Virtual Iron Partners With HP, Intel, Arrow


Virtual Iron is pumping up its channel program and software platform as it fights for a slot in the hotly contested virtualization software market.

The Lowell, Mass.-based company, one of several virtualization ISVs taking on market leader VMware, this week said it has signed Hewlett-Packard as an authorized reseller, joined Intel's Enabled Server Acceleration Alliance (ESAA) and nailed an OEM agreement with Arrow Electronics.

With the agreements, HP's licensing group and VAR partners can sell Virtual Iron on HP Proliant Servers. Virtual Iron is also in discussions with IBM and Dell, company executives said.

Joining Intel's server alliance will make Virtual Iron's virtualization software -- tested and certified on Intel servers -- available to a vast number of Intel's OEM and channel partners.

And under the pact with Arrow, the distributor's OEM group will offer Virtual Iron's base ESAA solution pre-installed on white-box servers to its North American customers.

Virtual Iron's business is 100 percent channel-driven. Since launching its first Xen platform last April and its Channel One Global Partner program in September, Virtual Iron has signed up more than 100 resellers globally, company executives told CRN.

The company offers substantial sales and marketing support, on-site sales and technical training, joint marketing and lead generation, lead registration and qualified lead distribution, pre- and post-sales technical support, evaluation software and dedicated account support.

Virtual Iron positions its platform as the most viable, affordable Xen contender against VMware in the enterprise data center virtualization market. The company claims it has all of the "relevant" management capabilities of VMware's ESX at roughly one-fifth the price, except for hot backup of virtual servers and physical-to-virtual (P-to-V) migration capabilities.

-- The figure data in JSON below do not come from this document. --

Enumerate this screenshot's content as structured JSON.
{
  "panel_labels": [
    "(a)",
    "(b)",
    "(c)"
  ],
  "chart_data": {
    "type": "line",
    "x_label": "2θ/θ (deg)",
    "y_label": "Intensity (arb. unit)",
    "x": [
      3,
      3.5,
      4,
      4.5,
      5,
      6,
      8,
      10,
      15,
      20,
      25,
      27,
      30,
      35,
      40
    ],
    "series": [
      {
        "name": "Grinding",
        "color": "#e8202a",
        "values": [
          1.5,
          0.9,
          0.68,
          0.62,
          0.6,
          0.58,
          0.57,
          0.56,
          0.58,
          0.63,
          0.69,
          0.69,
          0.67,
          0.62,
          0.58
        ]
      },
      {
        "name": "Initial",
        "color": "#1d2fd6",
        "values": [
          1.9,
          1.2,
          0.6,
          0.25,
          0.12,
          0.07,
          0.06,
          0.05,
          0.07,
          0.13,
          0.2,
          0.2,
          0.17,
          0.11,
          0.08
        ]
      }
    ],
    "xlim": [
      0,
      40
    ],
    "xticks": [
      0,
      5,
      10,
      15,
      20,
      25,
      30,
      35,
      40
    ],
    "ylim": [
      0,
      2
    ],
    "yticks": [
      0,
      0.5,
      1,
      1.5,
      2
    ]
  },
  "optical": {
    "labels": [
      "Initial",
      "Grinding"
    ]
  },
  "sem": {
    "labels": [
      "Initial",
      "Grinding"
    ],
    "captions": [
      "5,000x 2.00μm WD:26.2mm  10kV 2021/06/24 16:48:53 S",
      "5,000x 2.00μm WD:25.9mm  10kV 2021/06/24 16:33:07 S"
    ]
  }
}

To fill those gaps, Virtual Iron partners with ISVs such as Visioncore and PlateSpin, said Mike Grandinetti, chief marketing officer at Virtual Iron.

The platform costs $499 per socket. A two-socket implementation costs about $1,000, whereas a comparable VMware ESX solution would be priced at about $5,900, according to Virtual Iron executives.

The company also maintains that its platform offers advanced virtualization and policy management capabilities that its Xen rivals don't offer, as well as large memory support (up to 96 Gbytes) and large SMP capabilities. For example, platform supports up to eight simultaneous processors per virtual server and can virtualize servers with as many as 32 CPUs.

Version 3.5, introduced last month, adds support for iSCSI storage, single server installation and support for LDAP.

iSCSI support makes it easier for customers to deploy shared storage solutions and use current virtualization services in the platform, such as LiveMigration, LiveRecovery, LiveCapacity and LiveMaintenance, according to the company.

Several Virtual Iron resellers said the vendor gives them a less costly and feature-rich Xen solution to pitch to enterprise and midmarket customers. XenSource, a spinoff of the open-source Xen project, also sells a platform called XenEnterprise.

"There is definitely strong demand for an alternative to VMware. Customers don't like paying high prices, and they don't like being limited in their options," said Dermot Reynolds, managing director at NewDatum, a U.K.-based virtualization consultancy.

"There are currently some gaps in functionality in XenSource products that have been in Virtual Iron since day one," Reynolds added. "From a management and performance point of view, Virtual Iron has a pretty big lead."

Virtual Iron and VMware are the only two companies that offer enterprise-class virtualization, and Virtual Iron's pricing is more compelling, said Aaron Schneider, director of sales engineering at The Pinnacle Group, Carlsbad, Calif.

"Virtual Iron's software license is currently about 20 percent of the cost of a VMware license. This helps position a customer's budget to be better-utilized in other areas needed to implement and support a virtualized computing environment," Schneider said. "For example, 10 sockets of Virtual Iron with Platinum support will cost $6,250 vs. 10 sockets of VMware VI3 Enterprise, which with Platinum support will cost $35,925."